Opinião: Tridente americano

Donald Trump ainda não tomou posse, que se encontra marcada para o próximo dia 20 de Janeiro, mas já é ele, na prática, que age como presidente dos Estados Unidos da América. E ninguém lhe vai poder dizer que está a “esconder o jogo”. Desde a campanha, mas especialmente depois de ter vencido as eleições, que Trump anunciou ao que vem: “America First”.
Na minha opinião, a sua visão do mundo inclui neste slogan todos os seus aliados, aqueles que, para ele, escolham a América em detrimento da China, Rússia e Irão. Porque, a final de contas, foi sempre a América que, em tempos de crise, suportou, resgatou e libertou o Ocidente.
A partir do final de Janeiro, Trump irá certamente continuar o desígnio do seu primeiro mandato. Agora fala-se da Gronelândia, Panamá e Canadá, mas há-de chegar a vez de Portugal.

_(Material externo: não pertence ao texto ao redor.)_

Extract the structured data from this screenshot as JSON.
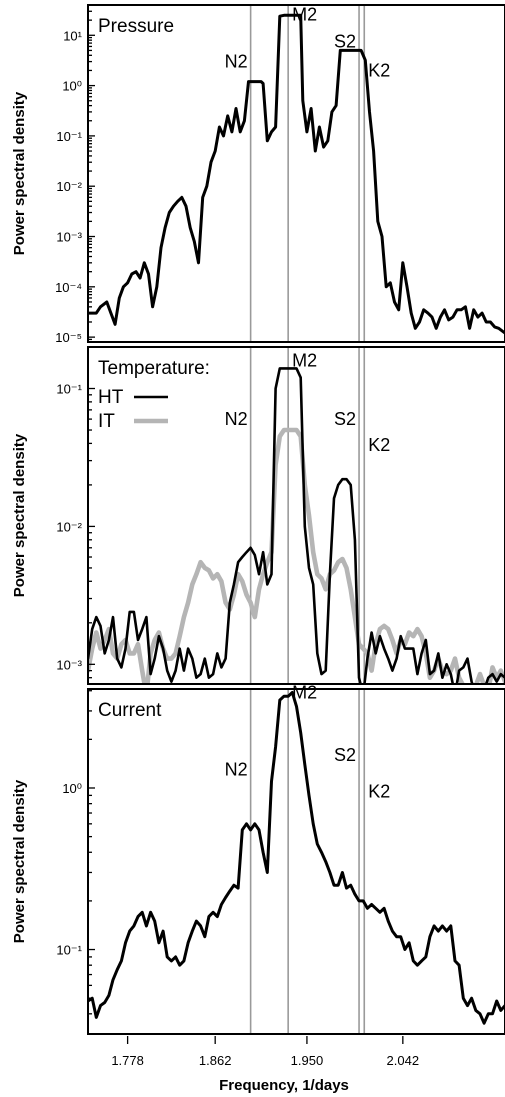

Tal como em 2020, os Estados Unidos vão querer saber quem controla o porto de Sines (é o maior porto de águas profundas da Península Ibérica e é estrategicamente muito importante porque é o mais próximo da costa dos EUA), o 5G dos telemóveis ou a EDP. Acima de tudo, se é a China ou não. Não se trata só de fazer negócios com os americanos; trata-se de manter o Ocidente forte, capaz de afastar a “invasão” oriental, se necessário enfrentá-la (o que pode acontecer em solo oriental, por exemplo em Taiwan).
A abordagem de Trump podia ser mais, digamos, subtil e diplomática, mas o seu perfil agressivo leva-o a dizer “Demos o canal do Panamá ao Panamá. Não o demos à China”, pouco tempo antes do funeral de Jimmy Carter, o presidente que em 1999 assinou o tratado que entregou o canal ao Panamá. Não obstante, a ideologia de Donald Trump é cristalina: a globalização do mundo deve ser feita por intermédio da expansão dos EUA. Em 2018, afirmou numa Assembleia Geral da ONU que a política formal dos EUA era a de rejeitar a interferência de nações estrangeiras no hemisfério ocidental, fazendo alusão à doutrina do presidente Monroe e que Obama (por intermédio do seu secretário de Estado, John Kerry) tinha declarado “morta”.
A visão de Donald Trump, suportada numa confiança inabalável nele próprio, não está isenta de riscos, como qualquer outra. A começar pela Ucrânia, se aceitar os termos de Putin para que termine a guerra. Invadir a Gronelândia seria rasgar o direito internacional. Tomar de assalto o canal do Panamá seria pirataria. Insultar o Canadá é desrespeito. As reacções negativas que possam advir desta abordagem intimidante de Trump pode, ao invés do pretendido, aproximar mais países da China e enfraquecer amizades seculares dos Estados Unidos.